Emma’s experience in hospitality is certainly sure to be the envy of many. Her journey before coming to Belfast saw her working in Ibiza, Sydney, London and many others, accumulating a total of more than 25 years’ experience in hospitality and business management, helping her lead Made in Belfast through a series of challenges – recession, flag protests, and Christmas bomb threats, and credits their success to having a great team.
One thing that has been identifying factor for Made in Belfast is the décor, which in the early days took quirky to new levels, out of necessity.
“Initially the source came from there was no money, so the choices came to getting a lot of skipped stuff and second-hand furniture, things that people gave us and things that were made up, and we gradually added things.
“I haven’t got an interior design background. I love interior design and think I’m definitely more advanced than I used to be. I would like to change that place actually now. We’d like to get a bit squidgier, a bit more comfortable. Sometimes the chairs haven’t always been the most comfortable, which I think was renowned in Belfast.
“It just comes together. It’s just me I suppose choosing bits and bobs. I like working with certain interior designers and their fabrics and furniture now, but when we first opened that wasn’t an option.

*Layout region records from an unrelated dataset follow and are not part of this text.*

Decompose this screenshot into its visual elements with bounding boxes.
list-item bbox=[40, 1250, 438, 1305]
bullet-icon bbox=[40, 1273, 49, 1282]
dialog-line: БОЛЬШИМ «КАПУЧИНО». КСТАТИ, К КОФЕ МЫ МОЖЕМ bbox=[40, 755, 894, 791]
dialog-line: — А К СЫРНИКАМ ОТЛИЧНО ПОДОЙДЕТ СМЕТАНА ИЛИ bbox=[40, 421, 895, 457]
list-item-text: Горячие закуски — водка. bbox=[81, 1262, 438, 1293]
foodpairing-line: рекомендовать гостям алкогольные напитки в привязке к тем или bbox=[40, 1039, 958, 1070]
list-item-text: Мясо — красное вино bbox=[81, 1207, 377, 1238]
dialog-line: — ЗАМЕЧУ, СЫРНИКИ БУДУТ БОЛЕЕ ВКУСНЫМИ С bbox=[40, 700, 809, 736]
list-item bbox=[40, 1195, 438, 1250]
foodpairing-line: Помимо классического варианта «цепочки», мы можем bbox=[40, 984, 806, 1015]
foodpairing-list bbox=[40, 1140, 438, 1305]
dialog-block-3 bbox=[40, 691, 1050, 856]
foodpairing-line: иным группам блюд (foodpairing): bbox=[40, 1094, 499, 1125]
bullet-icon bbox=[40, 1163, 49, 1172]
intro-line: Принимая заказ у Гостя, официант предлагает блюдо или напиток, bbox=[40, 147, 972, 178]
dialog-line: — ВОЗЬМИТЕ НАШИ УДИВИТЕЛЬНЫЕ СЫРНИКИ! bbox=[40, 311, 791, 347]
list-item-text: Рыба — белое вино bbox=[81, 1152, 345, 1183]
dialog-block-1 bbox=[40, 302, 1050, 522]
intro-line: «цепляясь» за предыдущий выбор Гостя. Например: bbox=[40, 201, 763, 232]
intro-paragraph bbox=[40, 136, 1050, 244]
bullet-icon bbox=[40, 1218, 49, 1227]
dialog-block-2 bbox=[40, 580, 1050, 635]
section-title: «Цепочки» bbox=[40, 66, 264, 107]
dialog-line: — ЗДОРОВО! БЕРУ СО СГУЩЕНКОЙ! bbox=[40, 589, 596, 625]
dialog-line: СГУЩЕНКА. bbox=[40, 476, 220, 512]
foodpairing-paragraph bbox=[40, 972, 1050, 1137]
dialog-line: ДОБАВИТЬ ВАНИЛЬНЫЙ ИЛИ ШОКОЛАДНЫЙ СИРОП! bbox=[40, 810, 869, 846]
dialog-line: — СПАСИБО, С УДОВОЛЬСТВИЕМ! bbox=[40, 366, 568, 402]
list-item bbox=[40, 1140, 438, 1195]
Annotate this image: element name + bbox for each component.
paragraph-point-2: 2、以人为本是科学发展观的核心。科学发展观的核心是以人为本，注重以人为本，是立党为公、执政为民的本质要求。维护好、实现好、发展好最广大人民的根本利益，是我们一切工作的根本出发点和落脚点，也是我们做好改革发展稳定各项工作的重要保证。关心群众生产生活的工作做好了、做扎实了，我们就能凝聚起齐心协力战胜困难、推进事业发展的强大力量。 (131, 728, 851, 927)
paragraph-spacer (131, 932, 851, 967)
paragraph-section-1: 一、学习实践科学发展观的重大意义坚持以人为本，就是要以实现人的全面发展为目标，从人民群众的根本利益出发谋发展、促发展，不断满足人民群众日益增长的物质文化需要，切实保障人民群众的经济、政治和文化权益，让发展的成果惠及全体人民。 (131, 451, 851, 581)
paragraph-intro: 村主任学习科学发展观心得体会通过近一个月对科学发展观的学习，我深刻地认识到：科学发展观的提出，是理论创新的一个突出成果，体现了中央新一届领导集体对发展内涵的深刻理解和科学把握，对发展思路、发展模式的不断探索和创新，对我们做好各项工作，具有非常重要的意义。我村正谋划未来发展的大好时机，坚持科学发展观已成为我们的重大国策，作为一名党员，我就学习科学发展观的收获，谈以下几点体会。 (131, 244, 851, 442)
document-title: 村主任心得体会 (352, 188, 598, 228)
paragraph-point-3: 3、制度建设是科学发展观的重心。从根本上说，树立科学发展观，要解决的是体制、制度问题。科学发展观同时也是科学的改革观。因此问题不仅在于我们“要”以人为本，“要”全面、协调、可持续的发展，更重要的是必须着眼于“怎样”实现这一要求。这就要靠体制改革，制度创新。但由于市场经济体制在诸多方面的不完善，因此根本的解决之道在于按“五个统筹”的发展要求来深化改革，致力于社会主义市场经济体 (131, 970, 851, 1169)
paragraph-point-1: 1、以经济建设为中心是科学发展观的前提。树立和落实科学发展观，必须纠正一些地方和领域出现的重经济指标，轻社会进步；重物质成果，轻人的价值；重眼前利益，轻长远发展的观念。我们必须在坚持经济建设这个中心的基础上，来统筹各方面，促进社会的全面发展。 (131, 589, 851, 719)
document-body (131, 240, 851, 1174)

There just wasn’t the money, so it just came together naturally.”
And, now Made in Belfast, and Emma, is not settling back resting on their laurels as there is a keen eye on the future
“My ideas have changed a lot now for what I like my restaurant to be,” she said. “I love the places, but for me it’s time now to redevelop them.
“We’re definitely looking for a move to bigger venues. I think they’re too small for what we need to do now. So, there’ll be a nice new fit-out there. We’ve a new brand coming out, which is really exciting. We worked with the amazing illustrators Us Folk on that, which is great, and we’re working with Terry Designs on the interior design of the fourth venue, which will look very sexy and sassy.”
Not that this busy schedule and plans will keep Emma from compromising her opinions, whether it is about the political impasse or her recent battle against super-farms. She wants all planning applications for super farms with thousands of pigs to be denied.
“The current raft of planning applications for these super farms is very worrying especially as they are being given grants to develop these obscene abuses of animals” she said. “Ourselves and other restaurants want to make sure that all animals used on our menu are kept and raised with the very highest standards of animal husbandry.
“We work closely with a range of local farmers, who share our beliefs that organic production, high values of care and a commitment to sustainability.
“From the day and hour we opened the doors at Made in Belfast we have strived hard to be ethical and compassionate – that is not something that can be said of super farms, cramming animals into sheds.